Anti-G20 media centre opens its doors

Writers congregate at the Alternative Media Centre at Harbord and Jersey. (Pras Rajagopalan/CBC)

By Prasanna Rajagopalan, CBC News

pras-52.jpgA group of writers opposed to the G20 have set up "The Alternative Media Centre" in Toronto's west end to provide coverage of the demonstrations and activist voices in the run-up to the summit.

Located in a modest space on Jersey Avenue off Harbord Street, the centre is a networking hub that provides writers with computers, wi-fi access and other technology.

The fruits of the writers' labour will be posted at 2010mediacoop.com. The centre itself will be open 24/7 starting Tuesday, said Amy Miller, an independent journalist who is helping to run it.

According to Miller, as an employee of the CBC, I represent the "propaganda wing of the state."

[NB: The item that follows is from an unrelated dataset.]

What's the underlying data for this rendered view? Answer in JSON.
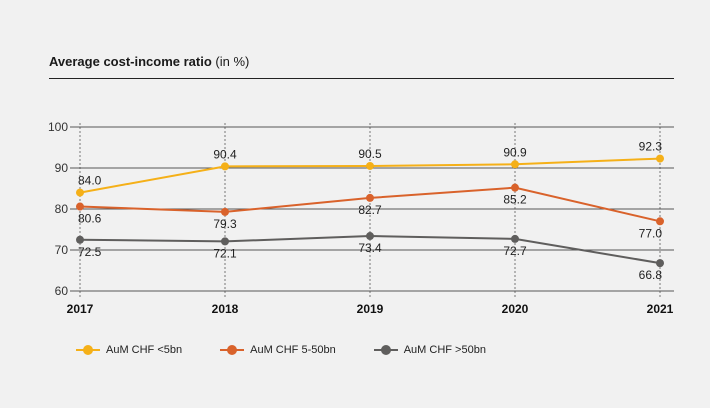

On the other hand, the people working at the media centre, which includes members of the Toronto media co-op, a co-operative of independent local journalists, represent "the propaganda wing of the resistance," as she called it.

Miller said that independent journalists often get drowned out amid the din of content being generated by the mainstream media.

"We are providing that space and that networking to [work on] collaborative projects... of making sure that on-the-ground resistance movements have their voices heard and have outlets to have them heard," she said.

But there is a vetting process to be allowed access to the facilities, which are limited.

As of Monday, 200 people had applied to work in the space, but only seven have been approved under the centre's vetting process, in which mainstream media and novice citizen contributors are excluded.

"This is a place for people who... have some experience and who are committed to the values of social justice and who are committed to working in the collaborative nature of the alternative media centre," said Miller.

"More importantly, it's not only what we can do in a collaborative nature, it's that the people who are here have long-term relationships with resistance movements here in Toronto and around Canada."